One Quick Trick to Increase ML Engineer Productivity

ML models are collaboration bottlenecks.

Suppose your team owns a binary classification model, and you have decided that increasing this model’s recall without reducing precision is very important for the business. You’ve put 5-10 engineers on the job.

The Problem

What should these engineers do? There are many ways to improve a model, including adding new features, modifying the model architecture, changing the training procedure, etc. However, parallelizing this work is challenging. If one engineer works on adding a new feature and another works on modifying the training procedure, there is often no simple way to combine their work.
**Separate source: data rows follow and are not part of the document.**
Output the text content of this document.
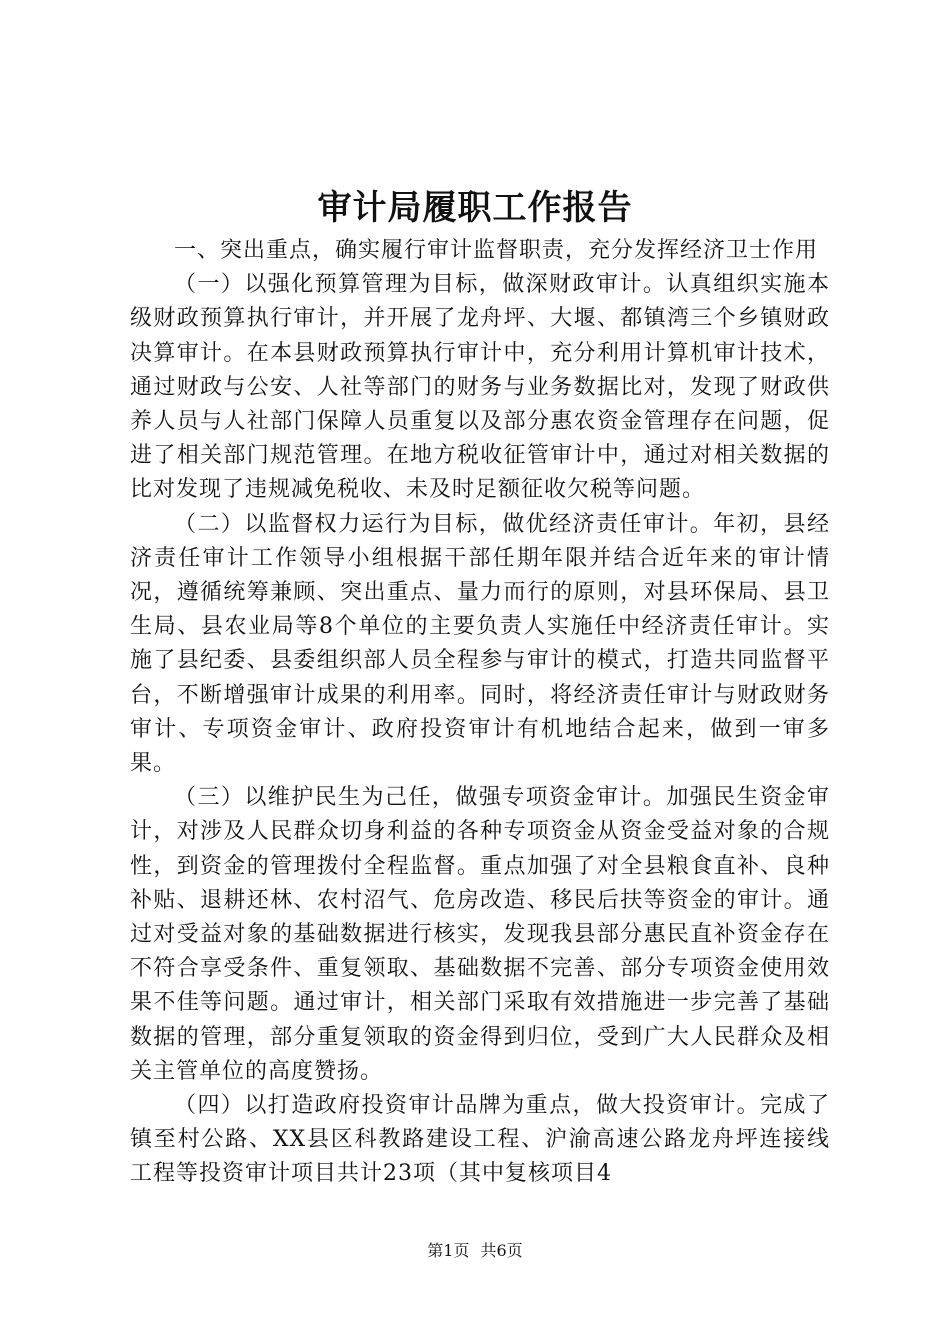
审计局履职工作报告

一、突出重点，确实履行审计监督职责，充分发挥经济卫士作用

（一）以强化预算管理为目标，做深财政审计。认真组织实施本级财政预算执行审计，并开展了龙舟坪、大堰、都镇湾三个乡镇财政决算审计。在本县财政预算执行审计中，充分利用计算机审计技术，通过财政与公安、人社等部门的财务与业务数据比对，发现了财政供养人员与人社部门保障人员重复以及部分惠农资金管理存在问题，促进了相关部门规范管理。在地方税收征管审计中，通过对相关数据的比对发现了违规减免税收、未及时足额征收欠税等问题。

（二）以监督权力运行为目标，做优经济责任审计。年初，县经济责任审计工作领导小组根据干部任期年限并结合近年来的审计情况，遵循统筹兼顾、突出重点、量力而行的原则，对县环保局、县卫生局、县农业局等8个单位的主要负责人实施任中经济责任审计。实施了县纪委、县委组织部人员全程参与审计的模式，打造共同监督平台，不断增强审计成果的利用率。同时，将经济责任审计与财政财务审计、专项资金审计、政府投资审计有机地结合起来，做到一审多果。

（三）以维护民生为己任，做强专项资金审计。加强民生资金审计，对涉及人民群众切身利益的各种专项资金从资金受益对象的合规性，到资金的管理拨付全程监督。重点加强了对全县粮食直补、良种补贴、退耕还林、农村沼气、危房改造、移民后扶等资金的审计。通过对受益对象的基础数据进行核实，发现我县部分惠民直补资金存在不符合享受条件、重复领取、基础数据不完善、部分专项资金使用效果不佳等问题。通过审计，相关部门采取有效措施进一步完善了基础数据的管理，部分重复领取的资金得到归位，受到广大人民群众及相关主管单位的高度赞扬。

（四）以打造政府投资审计品牌为重点，做大投资审计。完成了镇至村公路、XX县区科教路建设工程、沪渝高速公路龙舟坪连接线工程等投资审计项目共计23项（其中复核项目4

第1页 共6页
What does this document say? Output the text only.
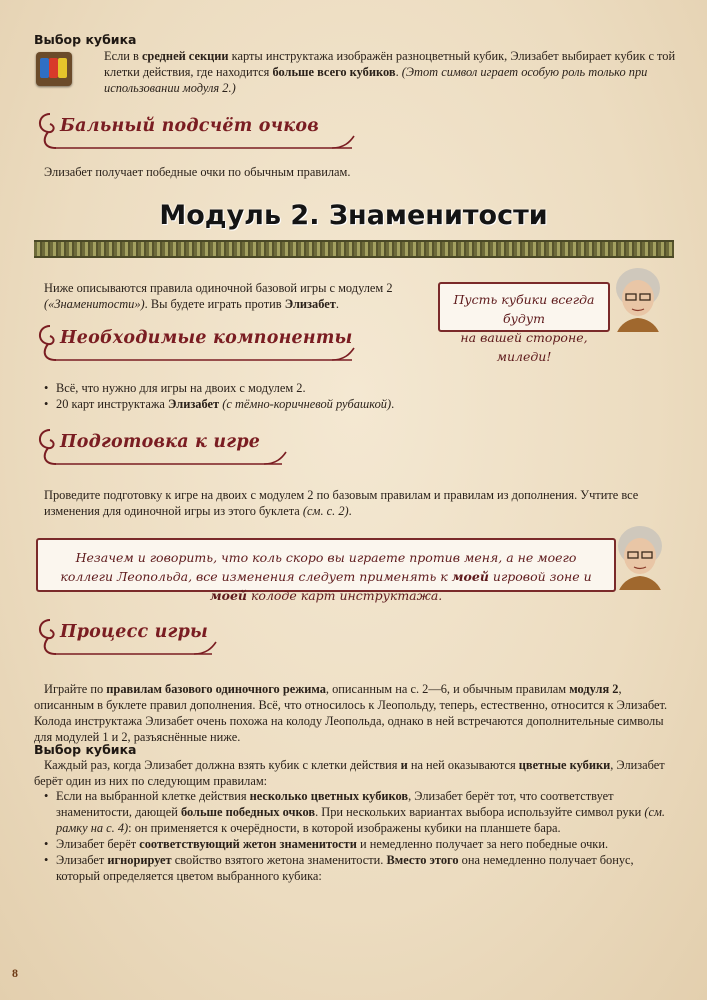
Выбор кубика

Если в средней секции карты инструктажа изображён разноцветный кубик, Элизабет выбирает кубик с той клетки действия, где находится больше всего кубиков. (Этот символ играет особую роль только при использовании модуля 2.)

Бальный подсчёт очков

Элизабет получает победные очки по обычным правилам.

Модуль 2. Знаменитости

Ниже описываются правила одиночной базовой игры с модулем 2 («Знаменитости»). Вы будете играть против Элизабет.	Пусть кубики всегда будут
на вашей стороне, миледи!
Необходимые компоненты
• Всё, что нужно для игры на двоих с модулем 2.
• 20 карт инструктажа Элизабет (с тёмно-коричневой рубашкой).
Подготовка к игре

Проведите подготовку к игре на двоих с модулем 2 по базовым правилам и правилам из дополнения. Учтите все изменения для одиночной игры из этого буклета (см. с. 2).

Незачем и говорить, что коль скоро вы играете против меня, а не моего коллеги Леопольда, все изменения следует применять к моей игровой зоне и моей колоде карт инструктажа.
Процесс игры

Играйте по правилам базового одиночного режима, описанным на с. 2—6, и обычным правилам модуля 2, описанным в буклете правил дополнения. Всё, что относилось к Леопольду, теперь, естественно, относится к Элизабет. Колода инструктажа Элизабет очень похожа на колоду Леопольда, однако в ней встречаются дополнительные символы для модулей 1 и 2, разъяснённые ниже.

Выбор кубика

Каждый раз, когда Элизабет должна взять кубик с клетки действия и на ней оказываются цветные кубики, Элизабет берёт один из них по следующим правилам:

• Если на выбранной клетке действия несколько цветных кубиков, Элизабет берёт тот, что соответствует знаменитости, дающей больше победных очков. При нескольких вариантах выбора используйте символ руки (см. рамку на с. 4): он применяется к очерёдности, в которой изображены кубики на планшете бара.
• Элизабет берёт соответствующий жетон знаменитости и немедленно получает за него победные очки.
• Элизабет игнорирует свойство взятого жетона знаменитости. Вместо этого она немедленно получает бонус, который определяется цветом выбранного кубика:
8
ML development often includes a notebook stage in which most experimental code that is written is thrown out. This encourages engineers to work in independent branches for long periods of time, which makes collaboration extremely difficult.

To make things worse, different atoms of ML work are rarely additive. For example, if an engineer would like to experiment with a new feature they may limit their training data to only samples where this new feature is available. Other engineers working on new architectures or training paradigms do not share this restriction, which can create friction when combining work.

Finally, taking any engineer’s work into production requires an online model deployment, but only one model can go through this process at a time. This leads to tournament style experimention, where engineers compete to get their version of the model into production before another engineer shifts the goalposts. This is the opposite of incremental development and is an extremely inefficient use of ML engineering resources.

Avoiding the Problem

We can avoid the problem entirely with a simple trick: run a suite of models in parallel. Here’s how this could work in our binary classification setting.

First, run each model in the suite to generate a True or False judgement. Define the final judgement to be True if any model predicts True. The unique precision of any model in the suite is the precision of the set of samples where that model returns True and all others return False.

federated models

It may be tempting to replace this OR with a different kind of layer, such as a lightweight ensemble, but this will reintroduce the bottleneck in a new form. The power of the OR is its simplicity and interpretablity, which provides a simple blueprint for iterative improvement:

Increase Recall Add a new model whose unique precision is no less than the overall precision.
Increase Precision Take the model with the lowest unique precision and either remove this model or improve its precision.

Engineers can apply this blueprint at the same time to different models, making incremental improvements collaboratively. Intuitively, this system forms an uber-model that is optimized for interpretability and incremental editability.

Deploying multiple models may not be an option in a heavily latency constrained system. Luckily, there are ways around this. For example, we can deploy the heaviest parts of models (e.g. image or text transformers) to a preprocessing layer that provides embeddings to all of the classification models.

Conclusion

Increasing headcount is never a surefire way to scale engineering delivery, and this is especially true in the ML world. The experimental nature of ML work adds serious complexity to day-to-day collaboration. There are some ways to structure teams to minimize these problems, such as pair programming, but these are challenging at best and nearly impossible in a remote environment.

An alternative solution is to design systems that facilitate collaborative and incremental development. Federated technical designs that allow engineers to work independently can reduce communication overhead and increase team efficiency.